Con el final de la Guerra Fría se hizo más evidente la prolongación, por un lado, y el desarrollo, por el otro, de cruentos y cuantiosos conflictos armados internos. Durante los años 90, para muchos analistas y funcionarios los conflictos armados internacionales estaban destinados a disminuir de modo drástico: los dividendos de la paz, en la inmediata posguerra fría, prenunciaban el fin de las guerras, el fin de las ideologías, el fin de la geopolítica y el fin de la historia.
Sin embargo, después de los atentados del 11 de septiembre de 2001 en los Estados Unidos, la conflictividad interestatal volvió a emerger con fuerza. La ocupación de Afganistán en 2001 liderada por Washington y desplegada por la OTAN; la invasión a Irak en 2003 por parte de los Estados Unidos y una «coalición de voluntarios»; el asalto de Israel al Líbano en 2006 como parte del enfrentamiento israelí contra Hezbollah; la confrontación entre Rusia y Georgia en torno a Osetia del Sur en 2008; el uso intensivo desde 2009 de misiles teledirigidos desde aviones no tripulados por parte de los Estados Unidos contra objetivos en Pakistán, Yemen y en Somalia, y la misión militar de la OTAN en Libia en 2011, más próxima a un bombardeo convencional que a una misión humanitaria sugieren que los conflictos armados internacionales vuelven a manifestarse en el escenario mundial. La potencialidad de un ataque contra Irán por parte de Israel o de una coalición entre Israel y algunas potencias occidentales obliga a repensar la cuestión de la guerra en la política internacional.

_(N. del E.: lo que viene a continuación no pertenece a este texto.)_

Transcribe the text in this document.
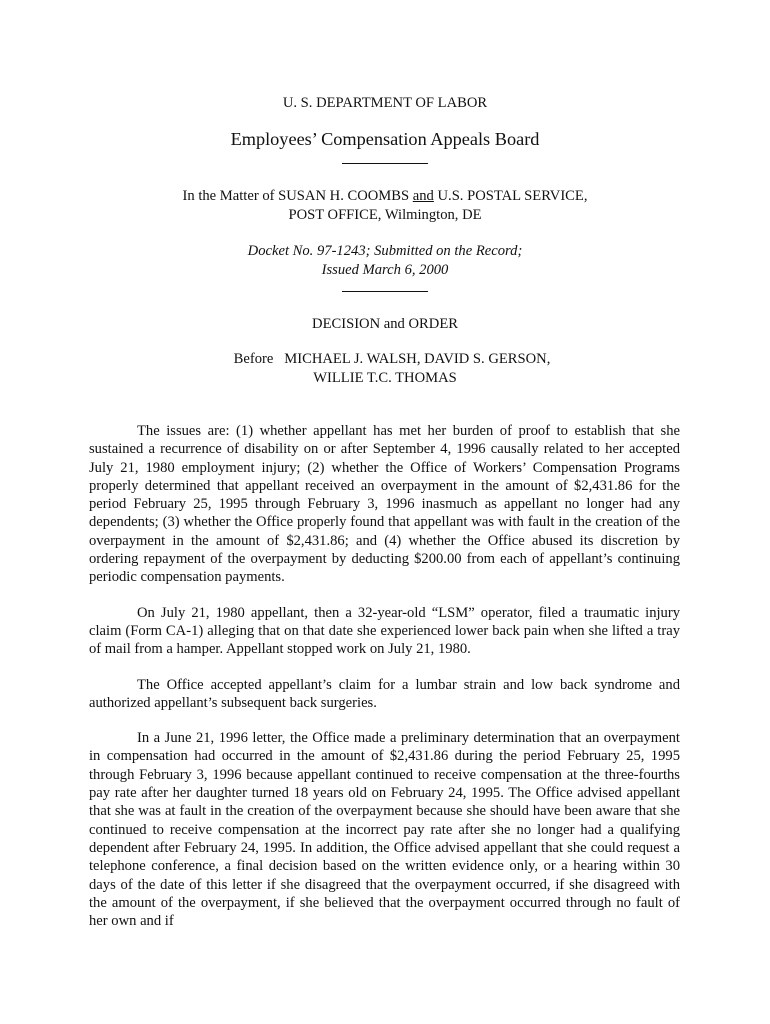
U. S. DEPARTMENT OF LABOR
Employees’ Compensation Appeals Board
In the Matter of SUSAN H. COOMBS and U.S. POSTAL SERVICE,
POST OFFICE, Wilmington, DE
Docket No. 97-1243; Submitted on the Record;
Issued March 6, 2000
DECISION and ORDER
Before   MICHAEL J. WALSH, DAVID S. GERSON,
WILLIE T.C. THOMAS

The issues are: (1) whether appellant has met her burden of proof to establish that she sustained a recurrence of disability on or after September 4, 1996 causally related to her accepted July 21, 1980 employment injury; (2) whether the Office of Workers’ Compensation Programs properly determined that appellant received an overpayment in the amount of $2,431.86 for the period February 25, 1995 through February 3, 1996 inasmuch as appellant no longer had any dependents; (3) whether the Office properly found that appellant was with fault in the creation of the overpayment in the amount of $2,431.86; and (4) whether the Office abused its discretion by ordering repayment of the overpayment by deducting $200.00 from each of appellant’s continuing periodic compensation payments.

On July 21, 1980 appellant, then a 32-year-old “LSM” operator, filed a traumatic injury claim (Form CA-1) alleging that on that date she experienced lower back pain when she lifted a tray of mail from a hamper. Appellant stopped work on July 21, 1980.

The Office accepted appellant’s claim for a lumbar strain and low back syndrome and authorized appellant’s subsequent back surgeries.

In a June 21, 1996 letter, the Office made a preliminary determination that an overpayment in compensation had occurred in the amount of $2,431.86 during the period February 25, 1995 through February 3, 1996 because appellant continued to receive compensation at the three-fourths pay rate after her daughter turned 18 years old on February 24, 1995. The Office advised appellant that she was at fault in the creation of the overpayment because she should have been aware that she continued to receive compensation at the incorrect pay rate after she no longer had a qualifying dependent after February 24, 1995. In addition, the Office advised appellant that she could request a telephone conference, a final decision based on the written evidence only, or a hearing within 30 days of the date of this letter if she disagreed that the overpayment occurred, if she disagreed with the amount of the overpayment, if she believed that the overpayment occurred through no fault of her own and if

Las guerras, acotadas o prolongadas, pequeñas o globales, simples o complejas, limitadas o totales, simétricas o asimétricas, de autodefensa o punitivas, siempre han constituido un enigma. Nada indica, desde el punto de vista histórico o desde la perspectiva de las relaciones internacionales, que las guerras sean inevitables. Así como no es posible hacer predicciones certeras sobre el futuro de la guerra, también es errado e inconveniente obviar la reflexión sobre la probabilidad de nuevas confrontaciones bélicas. Hasta las mejores teorías respecto al recurso de la violencia organizada y masiva no alcanzan a precisar una cadena de causalidad para anticipar el estallido de una guerra y mucho menos la dirección que puede adoptar: una vez iniciada, los bandos en combate ingresan en la niebla; la niebla de la guerra, con sus incertidumbres y bajezas.
Algunas tendencias de largo plazo que podrían derivar en una guerra aceptan cierta ponderación. Sin embargo, las contingencias que inciden en el rumbo de las tensiones son más difíciles de discernir y los precipitantes inmediatos que desembocan en una confrontación son aún más delicados de prever. Asimismo, parece conveniente recordar que la literatura especializada ha acumulado un importante número de estudios que ayudan a identificar lo que se llaman las precondiciones para una gran guerra; esto es, el conjunto de tendencias, contingencias y precipitantes que desembocan en una guerra de envergadura. En efecto, hay distintos enfoques y asuntos por tener en cuenta.
Desde una lectura estructural se subraya la distribución de poder, que puede asumir dos modos; por un lado, la idea (¿la metáfora?) del balance de poder y, por el otro, la de la preponderancia de poder. En el primer sentido, se subraya que, en general, un esquema bipolar es más estable que uno multipolar. El multipolarismo, muchas veces acompañado de altos niveles de aguda polarización entre los actores principales, puede generar incentivos para la inestabilidad y con ello elevar la probabilidad de poner en entredicho la paz internacional.
En el segundo sentido, cuando sobresale un Estado en el pináculo de la jerarquía interestatal, la potencialidad de confrontación crece en la medida en que otro Estado incrementa sus recursos de poder y se acerca a equilibrar al poderoso. Si el Estado emergente se atiene al statu quo, se pueden hallar los mecanismos para que no estalle una disputa. Pero si el Estado ascendente es un actor revisionista, se incrementa la eventualidad de un enfrentamiento. Por eso el Estado dominante tiende a usar, para mantener su primacía, la fuerza preventivamente y así evitar la consolidación de un poder de igual talla. En un caso -en virtud del carácter antisistémico del desafiador- y en otro -en razón del despliegue de fuerza anticipada por parte del Estado preponderante- sería factible el comienzo de una gran guerra.
De algún modo, el telón de fondo de un enfrentamiento, ya sea en clave de multipolaridad o de preponderancia de poder, es la cuestión de la hegemonía. Cada gran guerra sería, en esencia, el corolario de una transición de la hegemonía en la política mundial y su desenlace implicaría el inicio de un nuevo ciclo hegemónico.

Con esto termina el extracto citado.